The nervous system of animals serves the acquisition, memorization and recollection of information. Like animals, plants also acquire a huge amount of information from their environment, yet their capacity to memorize and organize learned behavioral responses has not been demonstrated.
In Mimosa pudica—the sensitive plant—the defensive leaf-folding behaviour in response to repeated physical disturbance exhibits clear habituation, suggesting some elementary form of learning.
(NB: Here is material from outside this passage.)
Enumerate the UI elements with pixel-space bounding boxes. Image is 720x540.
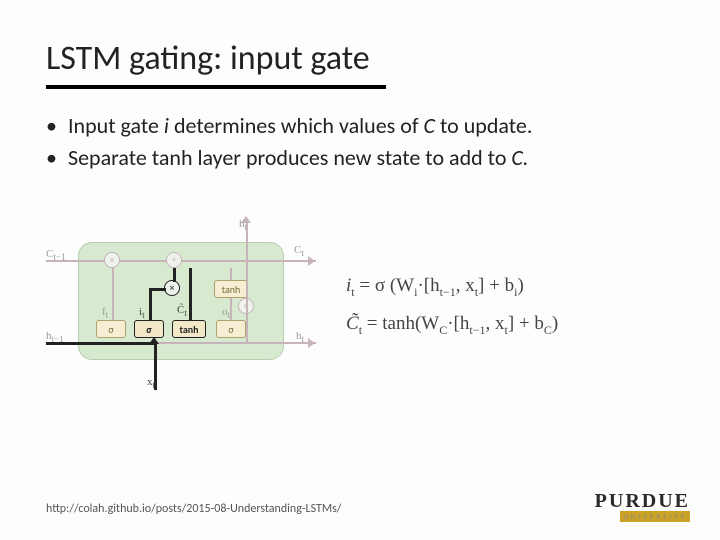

Applying the theory and the analytical methods usually employed in animal learning research, we show that leaf-folding habituation is more pronounced and persistent for plants growing in energetically costly environments.
“Astonishingly, Mimosa can display the learned response even when left undisturbed in a more favorable environment for a month. This relatively long-lasting learned behavioral change as a result of previous experience matches the persistence of habituation effects observed in many animals,” the biologists wrote in a paper published online in the journal Oecologia.
“Plants may lack brains and neural tissues but they do possess a sophisticated calcium-based signally network in their cells similar to animals’ memory processes,” they explained.
The biologists concede that they do not yet understand the biological basis for this learning mechanism, nevertheless their set of experiments has major implications – not least, it radically changes the way we perceive plants and the boundaries between plants and animals, including our definition of learning as a property special to organisms with a nervous system function of a nervous system.